DETROIT - Glass maker Guardian Industries Corp., in a major expansion of its automotive plastics business, has acquired a 70 percent stake in Automotive Moulding Co., a producer of metal and plastic exterior trim based in Warren, Mich. Guardian did not release the acquisition price, but Jack Sights, president of the company's Automotive Products Group, said the deal is worth more than $125 million.
With sales of $120 million in 1995, Automo-tive Moulding will be grouped with Guardian's Windsor Plastics Inc. subsidiary to form a plastic trim business with sales of about $200 million. Guardian acquired Windsor Plastics, which has plants in Evansville, Ind., and Grand Prairie, Texas, in 1988.
By combining its process capabilities in glass, metal and plastic, Guardian is positioning itself as a supplier of complete exterior trim packages. The company also has product expertise in areas where materials are combined, such as plastic-on-glass window encapsulation.
``We'd like to be able to do everything on the exterior of the vehicle except for the sheet metal,'' Sights said.
Norman Peslar, president of Automotive Moulding, said the Guardian deal now gives the company the resources to be ``a serious player'' in the industry for the long-term.
``If Guardian is doing the windshield, we ought to be doing the windshield moldings and cowls,'' he said.
However, the Guardian plastics group currently does not produce bumper fascias, a major product segment for exterior trim suppliers. Sights said the most likely way to add fascia production would be to acquire another molding company, something Guardian is pursuing.
Automotive Moulding has two plants in Georgia and three in Michigan. But to succeed as a trim supplier, the Guardian plastics group not only will have to increase its sales, but extend its geographical reach. Increasingly, automakers are demanding thatsuppliers provide parts globally.
Sights said the plastics group will make a fairly easy transition into an international company because Guardian is already, in its glassmaking operations, a global organization.
The company makes glass for the automotive and construction industries in North America, South America, Europe and Asia.
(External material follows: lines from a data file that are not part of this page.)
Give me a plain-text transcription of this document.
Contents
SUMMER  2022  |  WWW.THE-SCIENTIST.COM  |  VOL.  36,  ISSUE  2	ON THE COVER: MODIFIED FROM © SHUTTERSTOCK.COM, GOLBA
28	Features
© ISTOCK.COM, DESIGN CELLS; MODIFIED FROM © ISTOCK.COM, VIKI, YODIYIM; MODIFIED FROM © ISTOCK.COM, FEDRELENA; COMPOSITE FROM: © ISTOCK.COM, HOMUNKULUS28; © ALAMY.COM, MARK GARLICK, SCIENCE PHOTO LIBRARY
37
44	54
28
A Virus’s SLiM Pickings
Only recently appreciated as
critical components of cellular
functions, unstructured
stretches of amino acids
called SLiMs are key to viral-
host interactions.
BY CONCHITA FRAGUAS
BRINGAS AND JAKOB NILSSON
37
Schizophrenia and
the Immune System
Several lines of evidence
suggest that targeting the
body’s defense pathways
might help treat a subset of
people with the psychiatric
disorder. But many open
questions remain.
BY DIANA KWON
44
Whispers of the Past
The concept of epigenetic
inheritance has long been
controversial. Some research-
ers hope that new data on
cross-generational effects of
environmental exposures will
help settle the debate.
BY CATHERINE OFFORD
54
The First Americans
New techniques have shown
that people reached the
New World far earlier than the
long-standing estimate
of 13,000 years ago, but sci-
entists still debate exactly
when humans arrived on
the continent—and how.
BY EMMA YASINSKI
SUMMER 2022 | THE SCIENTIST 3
It is building a total of four glass plants in the United States, Germany, Saudi Arabia and Thailand.
The company, based in Auburn Hills, Mich., also has a fiberglass insulation business.
Privately held Guardian, led by President and Chief Executive Officer William Davidson, last announced sales in 1990 when it passed the $1 billion mark. But now the Automotive Products Group, including the glass and expanded plastics products lines, alone expects to do more than $1 billion in sales ``within the next several years.''
For Automotive Moulding, the rapid consolidation in the ranks of automotive plastics suppliers, and increasing demands from automakers to expand globally, proved to be too much.
``We just got so we couldn't grow as quickly as was necessary,'' Peslar said. ``Unless you have a very special niche, you have to have size to compete in this industry.''
The company has been profitable and was virtually debt-free, he said.
If Guardian's plastics group can make itself into a supplier of complete exterior trim packages, the transformation would mirror what's happening in the interior trim and seating segment.
Last year, Lear Seating Corp. acquired Automotive Industries Inc., a major supplier of interior components, in a $626 million acquisition.
Peslar said he was surprised by Lear's acquisition of Automo-tive Industries, a company he admired as one of the best-managed in the industry. But it also demonstrated how even the largest and most successful auto-motive plastics companies were being grabbed up by bigger suppliers.
Peslar and brother Drew Peslar, who holds the title of vice chairman, will continue to operate the day-to-day affairs of Automotive Moulding.
Sights will become chairman and Frank Peslar, former chairman, will become chairman emeritus.